Pagi ini aku berjalan menyusuri kampung kecil di samping rumah. Sebuah kampung pemulung yang dipenuhi dengan karung-karung besar penuh dengan botol plastik. Kampung itu berada di pinggir sungai kecil, yang juga dipenuhi oleh sampah-sampah, hingga menyebarkan aroma tidak sedap di pagi hari. Banyak hal yang berkecamuk dalam hati melihat pemandangan "indah" ini, satu sisi aku gembira karena akhirnya bisa melihat wajah Jakarta -selain macet, yang setiap hari kualami, terutama jika pulang kerja- yang selama ini hanya bisa kusaksikan melalui layar TV.
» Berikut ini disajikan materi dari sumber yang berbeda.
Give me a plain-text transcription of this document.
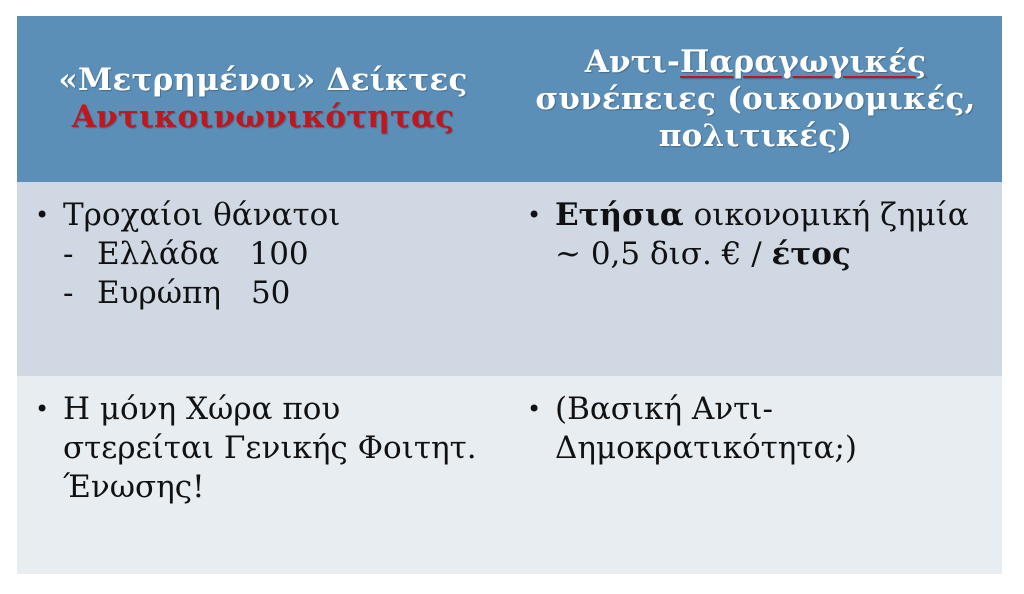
«Μετρημένοι» Δείκτες
Αντικοινωνικότητας
Αντι-Παραγωγικές
συνέπειες (οικονομικές,
πολιτικές)
• Τροχαίοι θάνατοι
- Ελλάδα 100
- Ευρώπη 50
• Ετήσια οικονομική ζημία
~ 0,5 δισ. € / έτος
• Η μόνη Χώρα που
στερείται Γενικής Φοιτητ.
Ένωσης!
• (Βασική Αντι-
Δημοκρατικότητα;)
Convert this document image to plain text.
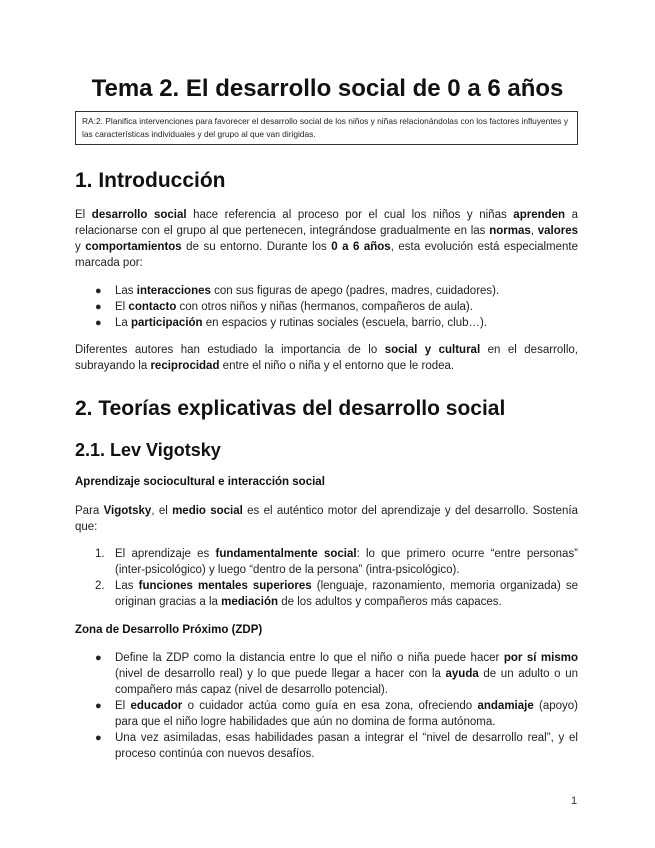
Tema 2. El desarrollo social de 0 a 6 años
RA:2. Planifica intervenciones para favorecer el desarrollo social de los niños y niñas relacionándolas con los factores influyentes y las características individuales y del grupo al que van dirigidas.
1. Introducción

El desarrollo social hace referencia al proceso por el cual los niños y niñas aprenden a relacionarse con el grupo al que pertenecen, integrándose gradualmente en las normas, valores y comportamientos de su entorno. Durante los 0 a 6 años, esta evolución está especialmente marcada por:

● Las interacciones con sus figuras de apego (padres, madres, cuidadores).
● El contacto con otros niños y niñas (hermanos, compañeros de aula).
● La participación en espacios y rutinas sociales (escuela, barrio, club…).

Diferentes autores han estudiado la importancia de lo social y cultural en el desarrollo, subrayando la reciprocidad entre el niño o niña y el entorno que le rodea.

2. Teorías explicativas del desarrollo social
2.1. Lev Vigotsky
Aprendizaje sociocultural e interacción social

Para Vigotsky, el medio social es el auténtico motor del aprendizaje y del desarrollo. Sostenía que:

1. El aprendizaje es fundamentalmente social: lo que primero ocurre “entre personas” (inter-psicológico) y luego “dentro de la persona” (intra-psicológico).
2. Las funciones mentales superiores (lenguaje, razonamiento, memoria organizada) se originan gracias a la mediación de los adultos y compañeros más capaces.
Zona de Desarrollo Próximo (ZDP)
● Define la ZDP como la distancia entre lo que el niño o niña puede hacer por sí mismo (nivel de desarrollo real) y lo que puede llegar a hacer con la ayuda de un adulto o un compañero más capaz (nivel de desarrollo potencial).
● El educador o cuidador actúa como guía en esa zona, ofreciendo andamiaje (apoyo) para que el niño logre habilidades que aún no domina de forma autónoma.
● Una vez asimiladas, esas habilidades pasan a integrar el “nivel de desarrollo real”, y el proceso continúa con nuevos desafíos.
1
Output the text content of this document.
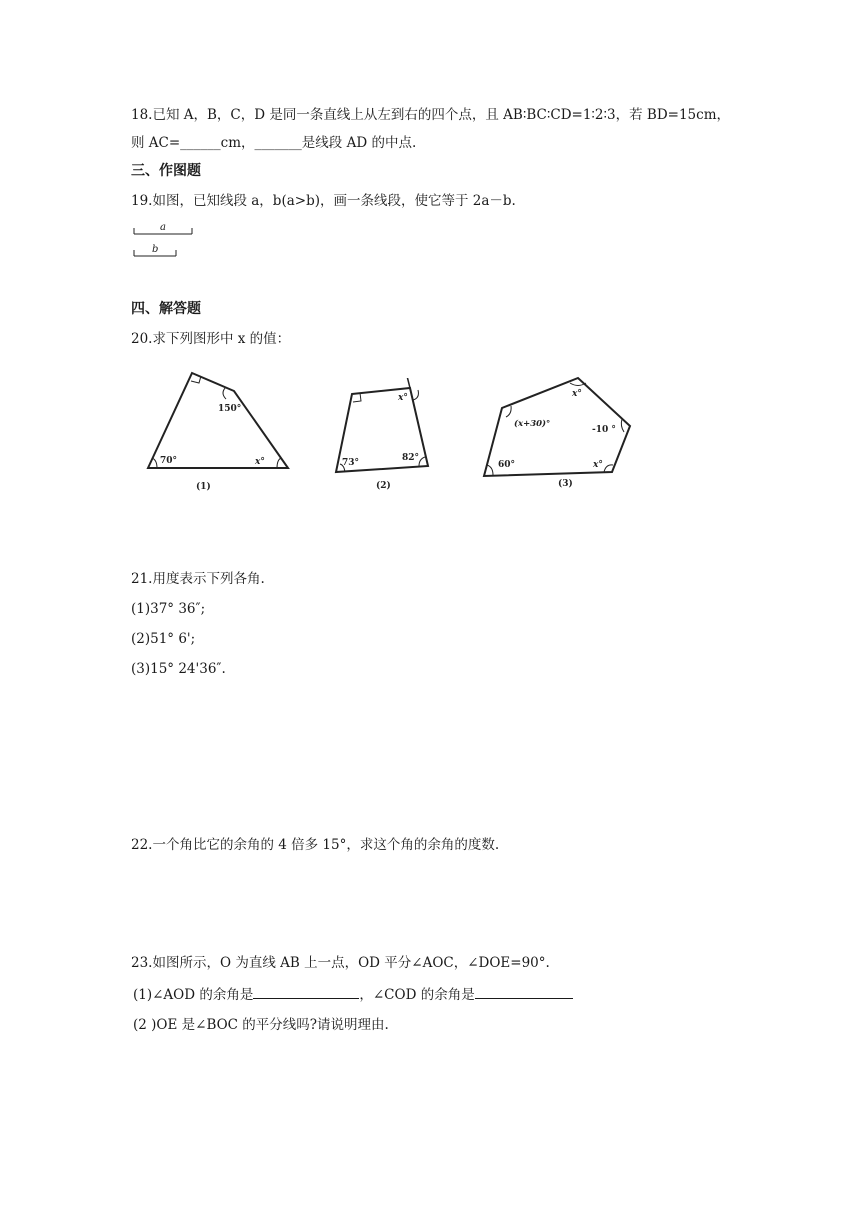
18.已知 A，B，C，D 是同一条直线上从左到右的四个点，且 AB∶BC∶CD=1∶2∶3，若 BD=15cm，
则 AC=______cm，_______是线段 AD 的中点.
三、作图题
19.如图，已知线段 a，b(a>b)，画一条线段，使它等于 2a－b.
a
b
四、解答题
20.求下列图形中 x 的值：
150°
70°	x°
(1)
x°
73°	82°
(2)
x°
(x+30)°
-10 °
60°	x°
(3)
21.用度表示下列各角.
(1)37° 36″;
(2)51° 6';
(3)15° 24'36″.
22.一个角比它的余角的 4 倍多 15°，求这个角的余角的度数.
23.如图所示，O 为直线 AB 上一点，OD 平分∠AOC，∠DOE=90°.
(1)∠AOD 的余角是	，∠COD 的余角是
(2 )OE 是∠BOC 的平分线吗?请说明理由.
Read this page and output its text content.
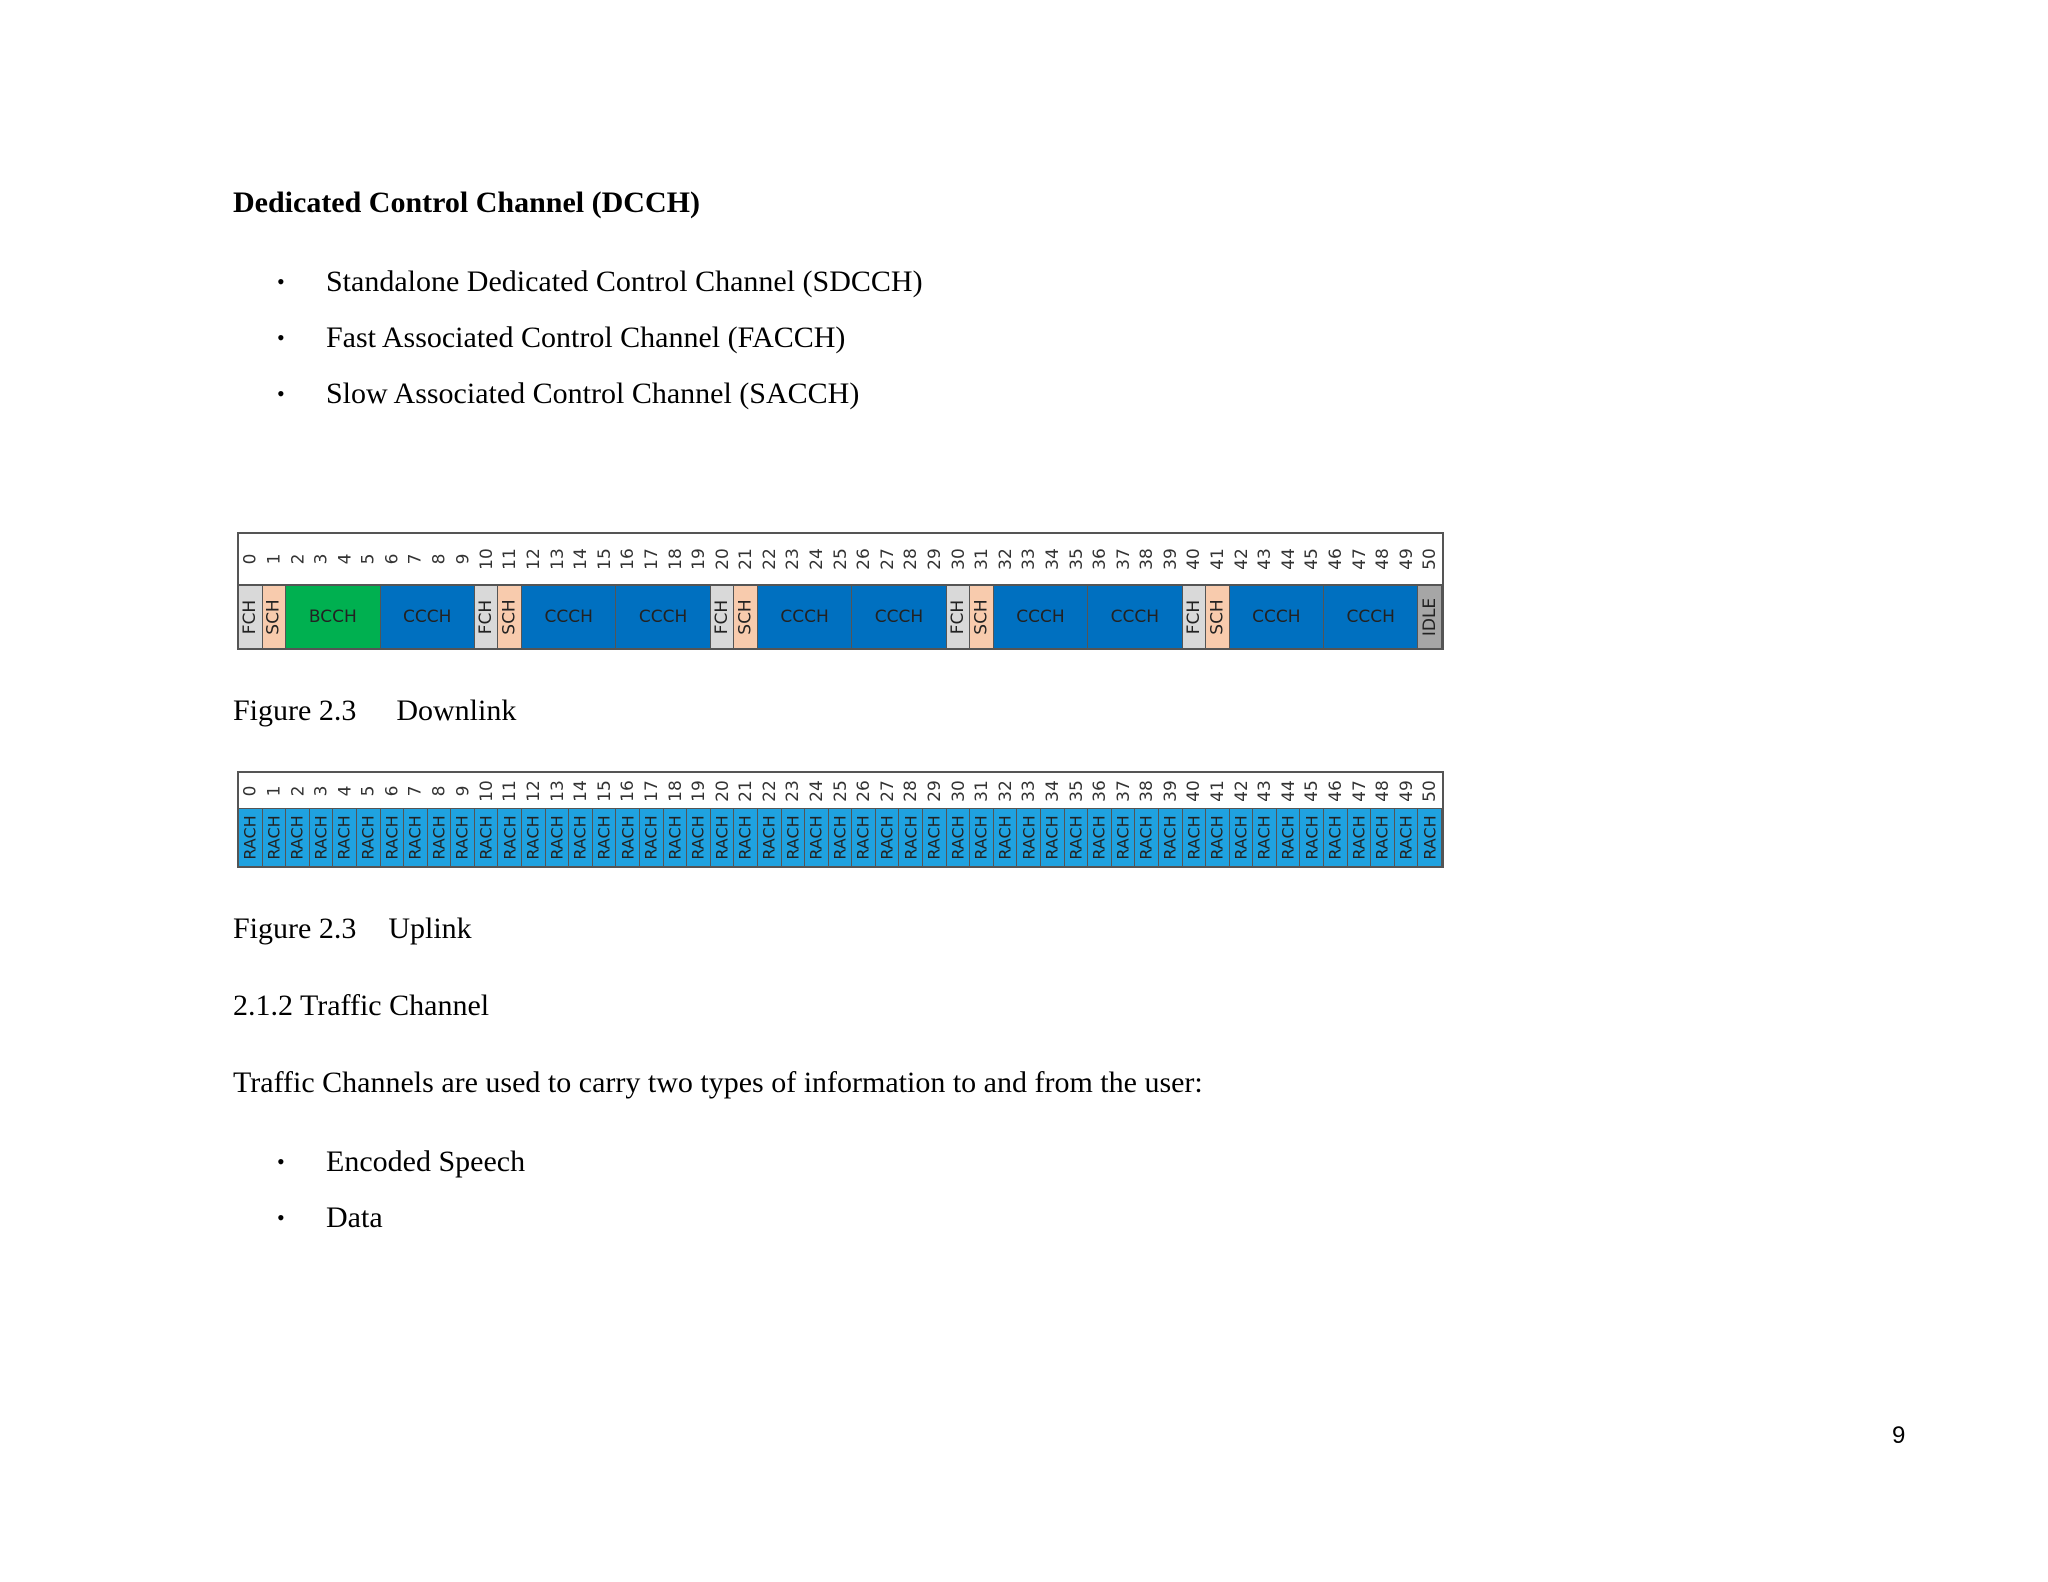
Dedicated Control Channel (DCCH)
• Standalone Dedicated Control Channel (SDCCH)
• Fast Associated Control Channel (FACCH)
• Slow Associated Control Channel (SACCH)
0 1 2 3 4 5 6 7 8 9 10 11 12 13 14 15 16 17 18 19 20 21 22 23 24 25 26 27 28 29 30 31 32 33 34 35 36 37 38 39 40 41 42 43 44 45 46 47 48 49 50
FCH SCH BCCH	CCCH FCH SCH CCCH	CCCH FCH SCH CCCH	CCCH FCH SCH CCCH	CCCH FCH SCH CCCH	CCCH IDLE
Figure 2.3 Downlink
0 1 2 3 4 5 6 7 8 9 10 11 12 13 14 15 16 17 18 19 20 21 22 23 24 25 26 27 28 29 30 31 32 33 34 35 36 37 38 39 40 41 42 43 44 45 46 47 48 49 50
RACH RACH RACH RACH RACH RACH RACH RACH RACH RACH RACH RACH RACH RACH RACH RACH RACH RACH RACH RACH RACH RACH RACH RACH RACH RACH RACH RACH RACH RACH RACH RACH RACH RACH RACH RACH RACH RACH RACH RACH RACH RACH RACH RACH RACH RACH RACH RACH RACH RACH RACH
Figure 2.3 Uplink
2.1.2 Traffic Channel
Traffic Channels are used to carry two types of information to and from the user:
• Encoded Speech
• Data
9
--Back to Topic,,,Aku berjalan sembari mengumpulkan keberanian, apalagi kondisi jalan sepi bangeett,,dan wilayah yg kulewati sama sekali belum kujamah. Ternyata di Jakarta, hr Sabtu sama dengan Minggu, buktinya pukul 06.00 masih seperti jam 05.00, hanya tampak beberapa angkot yang berseliweran, itu pun masih dengan penumpang yang tak lebih dari lima orang. Tapi keinginan untuk melihat keadaan di skitar kampung pemulung, mengalahkan rasa takut itu. Aku kembali berjalan tanpa menghiraukan tatapan aneh beberapa pejalan kaki yang sesekali mencuri pandang ke arahku -waktu itu aku berpikir, mungkin ada yang salah dengan pakaian (he...kebiasaan demam panggung)-. Setibanya di sebuah gang kecil, aku pun masuk di dalamnya, harap2 cemas tak kesasar, karena kondisi gangnya sangat sempit, mungkin ini yg disebut gang senggol, hanya muat utk satu orang saja. Untungnya masih pagi, jadi tak sering berhenti untuk memberikan kesempatan orang lain lewat lebih dulu. Aku terus berjalan menyusuri gang kecil nan sempit ini, sembari berpikir akankah kedekatan bangunan berpengaruh kepada kedekatan emosional?? Jika iya, mengapa kota metropolitan tetap saja bergejolak, banyak tawuran, perampokan, dan kriminalitas lainnya. Tapi sepertinya hipotesis pertama tentang kedekatan fisik tsb terbantahkan dengan perilaku yang ditemukan kemudian, yaitu tersebarnya virus individualisme di tempat ini. Nah, jika sudah muncul virus ini, maka bersiaplah untuk terlibat dalam konflik, baik konflik dalam keluarga inti, maupun antar kelompok masyarakat.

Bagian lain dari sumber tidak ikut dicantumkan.